Masons are accustomed to speedy work with block, but working with aerated autoclaved concrete (AAC) can be slow going. You need special trowels and mortar, and AAC requires precise drilling for the threaded rod that connects the foundation with the top plate.
Hebel makes its ACC blocks from a mix of cement, lime, sand, gypsum, water and an expanding agent. It's hardened in a mold and then steam-cured under pressure. One thing masons will like is the weight--far less than typical concrete blocks. Although the material is available in different densities and sizes, the block we used measures 8 in. by 8 in. by 24 in. and weighs 28 lb. It can be cut with a handsaw, but we rented a bandsaw from Hebel that made cutting the block easy.
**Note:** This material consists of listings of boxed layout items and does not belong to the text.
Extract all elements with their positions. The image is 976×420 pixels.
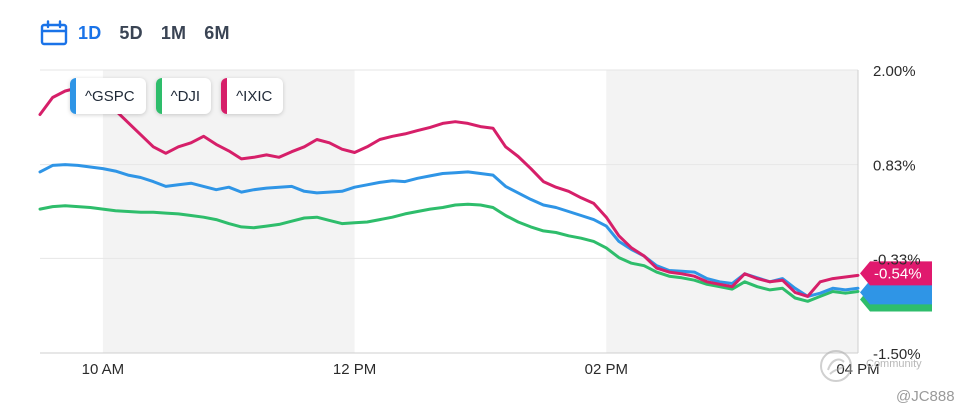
x-tick-label: 04 PM <box>836 361 879 378</box>
legend-item-ixic[interactable]: ^IXIC <box>221 78 284 114</box>
range-button-6m[interactable]: 6M <box>204 22 230 43</box>
last-value-tag-ixic <box>860 261 932 286</box>
legend-label-gspc: ^GSPC <box>85 87 135 105</box>
x-tick-label: 12 PM <box>333 361 376 378</box>
range-button-1m[interactable]: 1M <box>160 22 187 43</box>
legend-label-dji: ^DJI <box>170 87 201 105</box>
series-line-dji[interactable] <box>38 202 860 303</box>
legend-swatch-ixic <box>221 78 228 114</box>
legend-item-dji[interactable]: ^DJI <box>155 78 212 114</box>
legend-swatch-dji <box>155 78 162 114</box>
y-tick-label: 0.83% <box>873 158 916 175</box>
watermark-logo-icon <box>820 350 852 382</box>
calendar-icon[interactable] <box>40 20 68 46</box>
legend-item-gspc[interactable]: ^GSPC <box>70 78 146 114</box>
x-tick-label: 02 PM <box>585 361 628 378</box>
series-line-gspc[interactable] <box>38 163 860 298</box>
range-button-5d[interactable]: 5D <box>119 22 143 43</box>
legend-label-ixic: ^IXIC <box>236 87 273 105</box>
range-toolbar: 1D 5D 1M 6M <box>40 18 248 48</box>
y-tick-label: 2.00% <box>873 63 916 80</box>
last-value-label: -0.54% <box>874 265 922 282</box>
y-tick-label: -1.50% <box>873 346 921 363</box>
x-tick-label: 10 AM <box>82 361 125 378</box>
watermark-handle: @JC888 <box>896 388 955 405</box>
y-tick-label: -0.33% <box>873 251 921 268</box>
legend-swatch-gspc <box>70 78 76 114</box>
series-line-ixic[interactable] <box>38 86 860 298</box>
shaded-band-1 <box>606 70 858 353</box>
watermark-text: Community <box>866 358 922 370</box>
last-value-tag-gspc <box>860 280 932 305</box>
legend: ^GSPC ^DJI ^IXIC <box>70 78 284 114</box>
range-button-1d[interactable]: 1D <box>78 22 102 43</box>
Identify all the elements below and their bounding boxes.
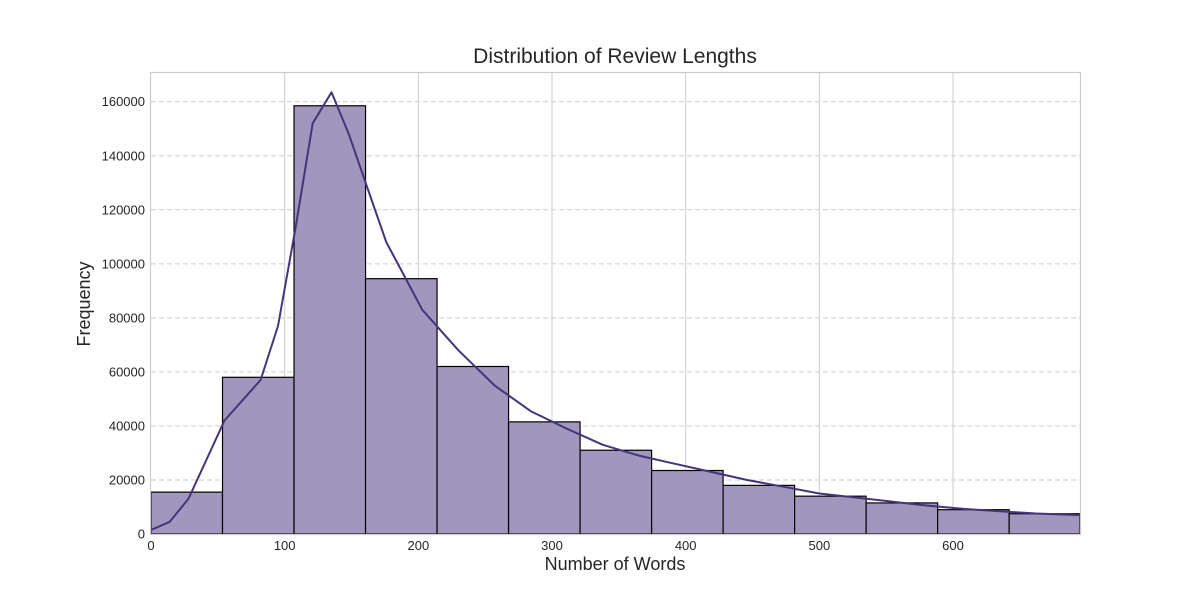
histogram-bar: [722, 484, 796, 535]
y-tick-label: 0: [138, 527, 145, 542]
y-tick-label: 160000: [102, 94, 145, 109]
histogram-bar: [794, 495, 867, 535]
x-tick-label: 200: [407, 538, 429, 553]
y-tick-labels: 0 20000 40000 60000 80000 100000 120000 140000 1…: [102, 94, 145, 541]
x-tick-labels: 0 100 200 300 400 500 600: [147, 538, 963, 553]
histogram-bar: [650, 469, 724, 535]
histogram-bar: [150, 491, 224, 535]
y-tick-label: 40000: [109, 418, 145, 433]
x-tick-label: 0: [147, 538, 154, 553]
y-tick-label: 120000: [102, 202, 145, 217]
y-tick-label: 100000: [102, 256, 145, 271]
x-tick-label: 500: [808, 538, 830, 553]
chart-title: Distribution of Review Lengths: [473, 45, 757, 68]
x-tick-label: 400: [675, 538, 697, 553]
histogram-bar: [436, 365, 510, 535]
y-axis-label: Frequency: [74, 261, 94, 346]
histogram-bar: [865, 502, 939, 535]
histogram-bar: [579, 449, 653, 535]
histogram-bar: [1008, 513, 1081, 535]
y-tick-label: 140000: [102, 148, 145, 163]
histogram-bar: [293, 105, 367, 535]
histogram-bars: [150, 105, 1081, 535]
y-tick-label: 60000: [109, 364, 145, 379]
histogram-bar: [221, 376, 295, 535]
y-tick-label: 80000: [109, 310, 145, 325]
histogram-bar: [937, 509, 1010, 535]
plot-frame: [149, 71, 1082, 536]
y-tick-label: 20000: [109, 472, 145, 487]
x-tick-label: 100: [274, 538, 296, 553]
x-tick-label: 600: [942, 538, 964, 553]
kde-curve: [150, 91, 1081, 531]
x-axis-label: Number of Words: [545, 554, 686, 574]
kde-curve-layer: [150, 91, 1081, 531]
histogram-bar: [507, 421, 581, 535]
histogram-bar: [364, 278, 438, 535]
x-tick-label: 300: [541, 538, 563, 553]
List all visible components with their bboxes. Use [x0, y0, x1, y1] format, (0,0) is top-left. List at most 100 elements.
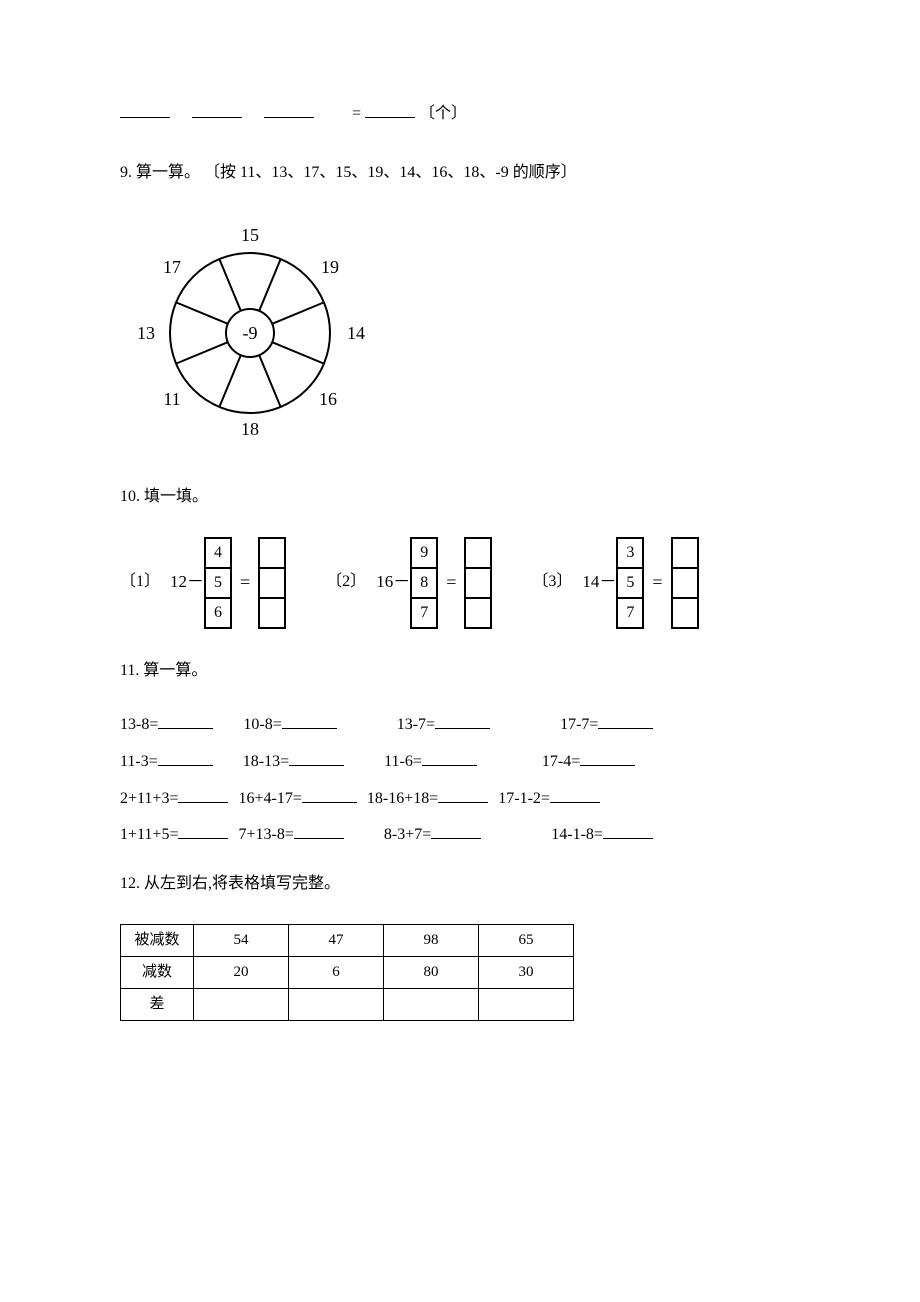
stack-cell-blank[interactable]	[258, 567, 286, 599]
q12-table: 被减数 54 47 98 65 减数 20 6 80 30 差	[120, 924, 574, 1021]
q11-row: 2+11+3=16+4-17=18-16+18=17-1-2=	[120, 785, 800, 814]
wheel-center: -9	[243, 323, 258, 343]
answer-blank[interactable]	[282, 712, 337, 729]
answer-blank[interactable]	[435, 712, 490, 729]
wheel-label: 14	[347, 323, 365, 343]
fill-group: 〔2〕16－987=	[326, 537, 492, 627]
q11-row: 11-3=18-13=11-6=17-4=	[120, 748, 800, 777]
answer-blank[interactable]	[302, 786, 357, 803]
stack-cell: 8	[410, 567, 438, 599]
q9-wheel: -9 15 19 14 16 18 11 13 17	[120, 213, 800, 454]
expression: 14-1-8=	[551, 826, 603, 843]
expression: 2+11+3=	[120, 790, 178, 807]
blank[interactable]	[120, 101, 170, 118]
q11-row: 1+11+5= 7+13-8= 8-3+7= 14-1-8=	[120, 821, 800, 850]
cell: 20	[194, 956, 289, 988]
expression: 13-7=	[397, 716, 435, 733]
expression: 7+13-8=	[238, 826, 293, 843]
base-number: 12－	[170, 567, 204, 598]
expression: 11-3=	[120, 753, 158, 770]
top-fragment-line: = 〔个〕	[120, 100, 800, 129]
stack-cell: 9	[410, 537, 438, 569]
cell-blank[interactable]	[194, 988, 289, 1020]
answer-blank[interactable]	[178, 786, 228, 803]
stack-cell: 6	[204, 597, 232, 629]
answer-blank[interactable]	[289, 749, 344, 766]
base-number: 14－	[582, 567, 616, 598]
equals-sign: =	[352, 105, 361, 122]
answer-blank[interactable]	[294, 822, 344, 839]
group-label: 〔1〕	[120, 568, 160, 597]
stack-cell: 4	[204, 537, 232, 569]
cell: 47	[289, 924, 384, 956]
wheel-label: 18	[241, 419, 259, 439]
stack-cell-blank[interactable]	[258, 537, 286, 569]
stack-cell-blank[interactable]	[671, 597, 699, 629]
expression: 13-8=	[120, 716, 158, 733]
stack-cell: 5	[616, 567, 644, 599]
fill-group: 〔1〕 12－456=	[120, 537, 286, 627]
cell-blank[interactable]	[289, 988, 384, 1020]
row-header: 减数	[121, 956, 194, 988]
expression: 1+11+5=	[120, 826, 178, 843]
table-row: 差	[121, 988, 574, 1020]
q11-row: 13-8= 10-8= 13-7= 17-7=	[120, 711, 800, 740]
q11-title: 11. 算一算。	[120, 657, 800, 686]
blank[interactable]	[365, 101, 415, 118]
blank[interactable]	[264, 101, 314, 118]
q12-title: 12. 从左到右,将表格填写完整。	[120, 870, 800, 899]
stack-cell: 3	[616, 537, 644, 569]
unit-suffix: 〔个〕	[419, 105, 467, 122]
row-header: 被减数	[121, 924, 194, 956]
answer-blank[interactable]	[431, 822, 481, 839]
cell: 6	[289, 956, 384, 988]
cell: 80	[384, 956, 479, 988]
equals-sign: =	[240, 566, 250, 598]
expression: 10-8=	[243, 716, 281, 733]
stack-cell-blank[interactable]	[464, 597, 492, 629]
answer-blank[interactable]	[550, 786, 600, 803]
group-label: 〔2〕	[326, 568, 366, 597]
stack-cell-blank[interactable]	[671, 567, 699, 599]
blank[interactable]	[192, 101, 242, 118]
stack-cell: 7	[410, 597, 438, 629]
stack-cell-blank[interactable]	[464, 567, 492, 599]
row-header: 差	[121, 988, 194, 1020]
answer-blank[interactable]	[178, 822, 228, 839]
wheel-label: 15	[241, 225, 259, 245]
q10-groups: 〔1〕12－456=〔2〕16－987=〔3〕14－357=	[120, 537, 800, 627]
q10-title: 10. 填一填。	[120, 483, 800, 512]
group-label: 〔3〕	[532, 568, 572, 597]
expression: 16+4-17=	[238, 790, 301, 807]
wheel-label: 19	[321, 257, 339, 277]
cell: 30	[479, 956, 574, 988]
answer-blank[interactable]	[422, 749, 477, 766]
stack-cell-blank[interactable]	[258, 597, 286, 629]
stack-cell: 5	[204, 567, 232, 599]
cell: 98	[384, 924, 479, 956]
answer-blank[interactable]	[158, 749, 213, 766]
table-row: 减数 20 6 80 30	[121, 956, 574, 988]
answer-blank[interactable]	[598, 712, 653, 729]
wheel-label: 16	[319, 389, 337, 409]
answer-blank[interactable]	[438, 786, 488, 803]
q9-title: 9. 算一算。 〔按 11、13、17、15、19、14、16、18、-9 的顺…	[120, 159, 800, 188]
expression: 17-1-2=	[498, 790, 550, 807]
answer-blank[interactable]	[603, 822, 653, 839]
wheel-label: 13	[137, 323, 155, 343]
cell: 65	[479, 924, 574, 956]
expression: 8-3+7=	[384, 826, 431, 843]
equals-sign: =	[652, 566, 662, 598]
cell: 54	[194, 924, 289, 956]
cell-blank[interactable]	[479, 988, 574, 1020]
answer-blank[interactable]	[580, 749, 635, 766]
stack-cell: 7	[616, 597, 644, 629]
stack-cell-blank[interactable]	[464, 537, 492, 569]
cell-blank[interactable]	[384, 988, 479, 1020]
stack-cell-blank[interactable]	[671, 537, 699, 569]
expression: 17-7=	[560, 716, 598, 733]
expression: 18-13=	[243, 753, 289, 770]
table-row: 被减数 54 47 98 65	[121, 924, 574, 956]
expression: 17-4=	[542, 753, 580, 770]
answer-blank[interactable]	[158, 712, 213, 729]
Although a masonry crew's first experience with the material can be discouraging, paying well helps. We pay $4.50 per block. This rate compares with $1.50 per standard concrete-masonry unit. Hebel block isn't cheap to buy, either. Blocks come to about $4.50 each with shipping. The Pearsons' AAC walls cost about $9,000. Although this amount is more than typical construction, finishing costs were lower. The exterior gets a single coat of stucco, and interior walls a single coat of a soft, high-gypsum-content plaster. These factors made AAC affordable for the first floor of the Pearson house. Costs are higher for scaffolding work, so we didn't use Hebel block in the gable ends.